Ein Hoch als Wärmepumpe

Die Ursache für die ungewohnte Milde liegt in der Großwetterlage. Ein stabiles Hochdruckgebiet hat sich über Südosteuropa festgesetzt. Auf seiner Westseite strömt milde Luft aus dem Mittelmeerraum und Nordafrika nach Norden – direkt über Deutschland hinweg. „Das ist im Prinzip eine natürliche Wärmepumpe“, erklärt Schrey. „Die Luft legt weite Strecken über Land und das das noch überdurchschnittlich zu warme Meer zurück, nimmt Feuchtigkeit und Wärme auf, sinkt dann über Mitteleuropa ab und erwärmt sich zusätzlich durch Kompression.“

Dieser Prozess sorgt dafür, dass sich Wolken auflösen und sich die Atmosphäre aufheizt. In rund 1.500 Metern Höhe liegen die Temperaturen am Donnertag Nachmittag bei bis zu 16 Grad Celsius – ein Niveau, das normalerweise erst im Frühling erreicht wird. Am Boden bedeutet das vielerorts Werte zwischen 15 und 20 Grad, besonders dort, wo der Nebel früh verschwindet und die Sonne freie Bahn hat.

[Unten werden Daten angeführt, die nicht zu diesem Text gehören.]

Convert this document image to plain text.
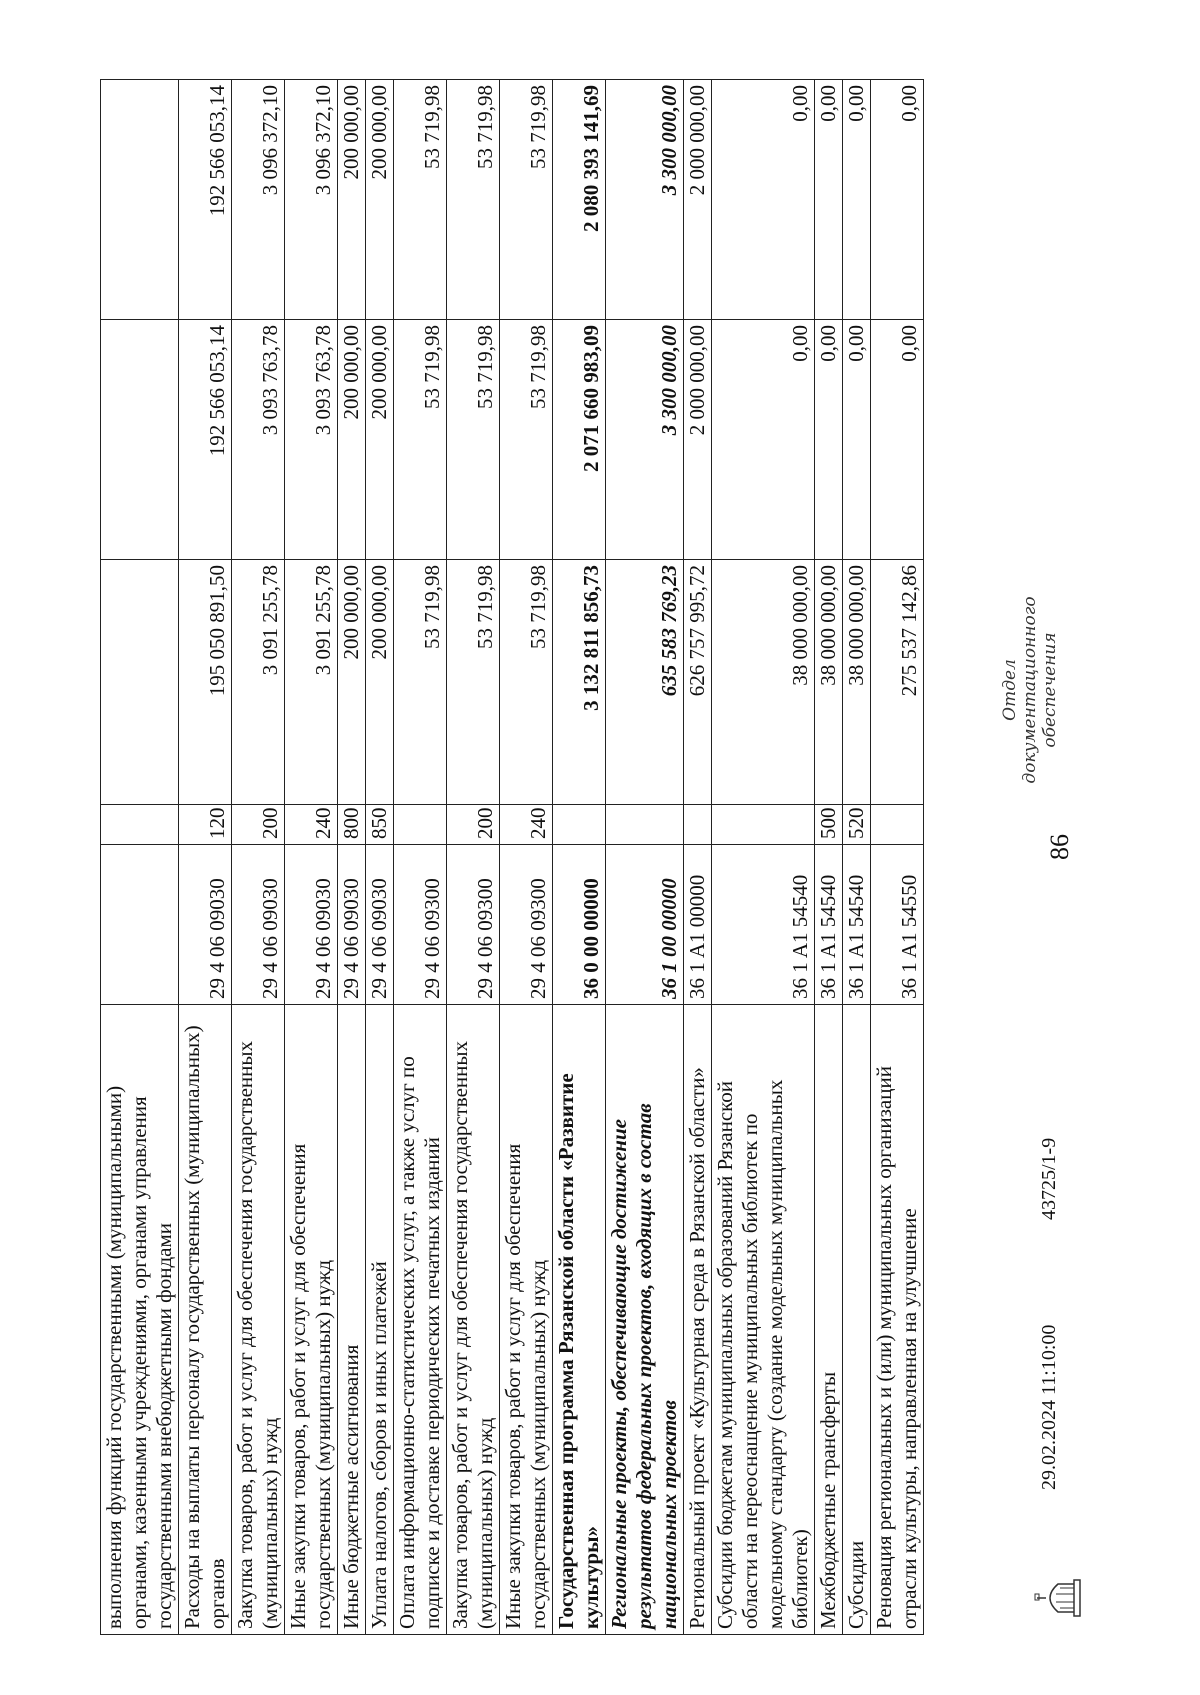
86
выполнения функций государственными (муниципальными) органами, казенными учреждениями, органами управления государственными внебюджетными фондами					
Расходы на выплаты персоналу государственных (муниципальных) органов	29 4 06 09030	120	195 050 891,50	192 566 053,14	192 566 053,14
Закупка товаров, работ и услуг для обеспечения государственных (муниципальных) нужд	29 4 06 09030	200	3 091 255,78	3 093 763,78	3 096 372,10
Иные закупки товаров, работ и услуг для обеспечения государственных (муниципальных) нужд	29 4 06 09030	240	3 091 255,78	3 093 763,78	3 096 372,10
Иные бюджетные ассигнования	29 4 06 09030	800	200 000,00	200 000,00	200 000,00
Уплата налогов, сборов и иных платежей	29 4 06 09030	850	200 000,00	200 000,00	200 000,00
Оплата информационно-статистических услуг, а также услуг по подписке и доставке периодических печатных изданий	29 4 06 09300		53 719,98	53 719,98	53 719,98
Закупка товаров, работ и услуг для обеспечения государственных (муниципальных) нужд	29 4 06 09300	200	53 719,98	53 719,98	53 719,98
Иные закупки товаров, работ и услуг для обеспечения государственных (муниципальных) нужд	29 4 06 09300	240	53 719,98	53 719,98	53 719,98
Государственная программа Рязанской области «Развитие культуры»	36 0 00 00000		3 132 811 856,73	2 071 660 983,09	2 080 393 141,69
Региональные проекты, обеспечивающие достижение результатов федеральных проектов, входящих в состав национальных проектов	36 1 00 00000		635 583 769,23	3 300 000,00	3 300 000,00
Региональный проект «Культурная среда в Рязанской области»	36 1 A1 00000		626 757 995,72	2 000 000,00	2 000 000,00
Субсидии бюджетам муниципальных образований Рязанской области на переоснащение муниципальных библиотек по модельному стандарту (создание модельных муниципальных библиотек)	36 1 A1 54540		38 000 000,00	0,00	0,00
Межбюджетные трансферты	36 1 A1 54540	500	38 000 000,00	0,00	0,00
Субсидии	36 1 A1 54540	520	38 000 000,00	0,00	0,00
Реновация региональных и (или) муниципальных организаций отрасли культуры, направленная на улучшение	36 1 A1 54550		275 537 142,86	0,00	0,00
29.02.2024 11:10:00
43725/1-9
Отдел документационного обеспечения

Wetter zum Verweilen – aber kein Zufall

Während Spaziergänger die milde Luft genießen, sehen Meteorologinnen wie Schrey auch die Kehrseite. „Diese blockierenden Hochdrucklagen treten in den letzten Jahren häufiger und stabiler auf“, sagt sie. „Sie verhindern, dass Tiefdruckgebiete vom Atlantik her für den typischen Wetterwechsel sorgen. Dadurch können sich Wärmephasen im Herbst länger halten als früher.“ Und das beeinträchtigt erheblich den natürlichen Kreislauf in unserem Ökosystem.

Im Süden Deutschlands könnten die Nächte dennoch frisch ausfallen. In klaren Nächten bildet sich Bodennebel, und in geschützten Tälern ist leichter Frost möglich. Im Nebel halten sich noch bis in die Tagehinein die kalten Temeperaturen. Und bei aufgeklartem Himmel gibt es dann Strahlungskälte, die zu frostigen nächtlichen Abkühlungen sorgt.

Ganz anders im Norden, wo Wolken und ein schwacher Wind aus Südwest die Wärme festhalten. „Das ist typisch für solche Lagen: große Temperaturunterschiede zwischen klaren und bewölkten Regionen“, erläutert Schrey.

Ein farbiger Fingerzeig

Dass die Wetterkarten der Anomalien im Vergleich zum Klimamittel in diesen Tagen in kräftigem Rot leuchten, sei kein Zufall, betont die Meteorologin. „Diese Farben sind kein Alarm, sondern zeigen Temperaturanomalien an – also Werte, die deutlich über dem jahreszeitlichen Mittel liegen.“ In weiten Teilen Deutschlands beträgt die Abweichung am Donnertag bis zu zwölf Grad.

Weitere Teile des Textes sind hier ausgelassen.